The theme of Nuart 2017 was “dedicated to exploring ‘power’ in the public sphere: who has it, how do they wield it, what are the conduits and the mechanisms that control it? Is distribution fair and what happens when you challenge it?” There were panels set up accordingly, debates about revolution on the street versus evolution and infiltrating the culture into the hallowed grounds of institutional power. Artists and writers from Cairo to San Francisco, Johannesburg to Moscow, Melbourne to Porto to part. As a global community, our discussions had equally global implications: Power, Revolution, Evolution, capital letter, bold themes.
Such global perspectives underscore just how important the local community is in relation to street art and its impact. Cairo’s Bahia Shehab talked about the Egyptian uprising in Tahrir Square and the consequences of dissent along with the power of community-based activism through art. Moscow’s Igor Ponosov demonstrated how simple, playful interventions in Moscow (creating DIY crosswalks, or “Citizens for Citizens” mailboxes where locals can place thoughts and complaints about their community) allow citizens to create a type of city they want to live in. Or Berlin-based Vermibus, whose ad-busting interventions in bus stop spaces around the world change the dynamic of the people versus commercial advertising in public places. Through all the artist discussions, including a wonderful talk by Ricky Lee Gordon and Amnesty International around their new “Brave” campaign, what was so energizing was not that everyone had the right answer, or understood exactly the best way to challenge the status quo. It was the community of political and artistic dissent, where ideas were honest, born of self-reflection.
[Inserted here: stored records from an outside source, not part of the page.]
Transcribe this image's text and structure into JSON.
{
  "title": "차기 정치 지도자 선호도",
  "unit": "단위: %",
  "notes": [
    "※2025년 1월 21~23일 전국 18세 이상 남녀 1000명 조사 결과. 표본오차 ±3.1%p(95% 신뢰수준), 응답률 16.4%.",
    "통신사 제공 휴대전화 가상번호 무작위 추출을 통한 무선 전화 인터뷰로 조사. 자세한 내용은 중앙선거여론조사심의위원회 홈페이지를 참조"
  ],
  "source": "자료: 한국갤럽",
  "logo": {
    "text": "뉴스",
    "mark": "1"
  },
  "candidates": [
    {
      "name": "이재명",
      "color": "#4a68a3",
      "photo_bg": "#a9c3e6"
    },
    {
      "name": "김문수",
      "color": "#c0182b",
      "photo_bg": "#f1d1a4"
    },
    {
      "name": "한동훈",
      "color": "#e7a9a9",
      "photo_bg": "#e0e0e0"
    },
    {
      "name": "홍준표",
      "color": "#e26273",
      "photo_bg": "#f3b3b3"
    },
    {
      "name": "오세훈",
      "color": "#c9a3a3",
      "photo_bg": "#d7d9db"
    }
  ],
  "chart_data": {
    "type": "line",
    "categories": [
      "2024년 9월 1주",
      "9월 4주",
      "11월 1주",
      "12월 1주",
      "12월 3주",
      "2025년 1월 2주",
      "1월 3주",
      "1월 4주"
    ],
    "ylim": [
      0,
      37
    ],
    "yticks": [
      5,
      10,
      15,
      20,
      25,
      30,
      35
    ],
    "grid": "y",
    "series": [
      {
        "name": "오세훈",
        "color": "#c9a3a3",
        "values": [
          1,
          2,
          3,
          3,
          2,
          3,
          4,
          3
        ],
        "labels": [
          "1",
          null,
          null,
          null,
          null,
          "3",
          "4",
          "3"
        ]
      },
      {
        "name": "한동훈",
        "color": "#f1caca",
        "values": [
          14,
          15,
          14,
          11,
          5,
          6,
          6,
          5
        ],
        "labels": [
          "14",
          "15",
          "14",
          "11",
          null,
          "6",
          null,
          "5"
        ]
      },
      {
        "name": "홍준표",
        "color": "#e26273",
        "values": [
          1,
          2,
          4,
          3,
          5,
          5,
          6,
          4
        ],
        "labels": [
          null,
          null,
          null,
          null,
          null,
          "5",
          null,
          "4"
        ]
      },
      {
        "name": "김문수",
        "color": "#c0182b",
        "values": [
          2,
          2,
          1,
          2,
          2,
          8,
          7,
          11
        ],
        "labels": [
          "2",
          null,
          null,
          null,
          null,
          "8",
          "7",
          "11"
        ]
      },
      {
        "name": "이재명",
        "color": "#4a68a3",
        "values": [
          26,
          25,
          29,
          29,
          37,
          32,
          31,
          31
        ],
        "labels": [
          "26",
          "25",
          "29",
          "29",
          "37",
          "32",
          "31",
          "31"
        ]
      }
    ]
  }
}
This is probably why we find Nuart to be so exemplary as a street art festival paradigm: Self-critical and self-aware. It understands the contradictions in hosting a festival, striving to be recognized by institutional art world curators, but also staying true to the origins of street art by being a subversive challenge some of the collateral damage of capitalism. That’s the conundrum, isn’t it? Art has an inherent model that is attached to capitalism, whether that means selling art (of course, we want every artist at Nuart to make a living to make more art), attending special exhibitions at a museum or literally the use of Street Art as a gentrifier. If you are going to curate a festival around the notions of power in the street, of ideas of revolution, the challenge of how to adopt naturally follows. You have to change and reflect on why it is you began to have the festival in the first place. So as the rest of the world creates wonderful Street Art festivals, ones that we love and appreciate, one of the venerable and leading voices in both the historical and contemporary ideas of Street Art looked in the rear view mirror.
They looked inward and made a bold decisions to look at the roots of the culture and exciting activism attached to interventionism. Maybe this will become the new blueprint? In a small city in Norway, the conversation has started.
Nuart holds a festival in Stavanger, Norway annually, as well as a festival in Aberdeen, Scotland starting in 2017.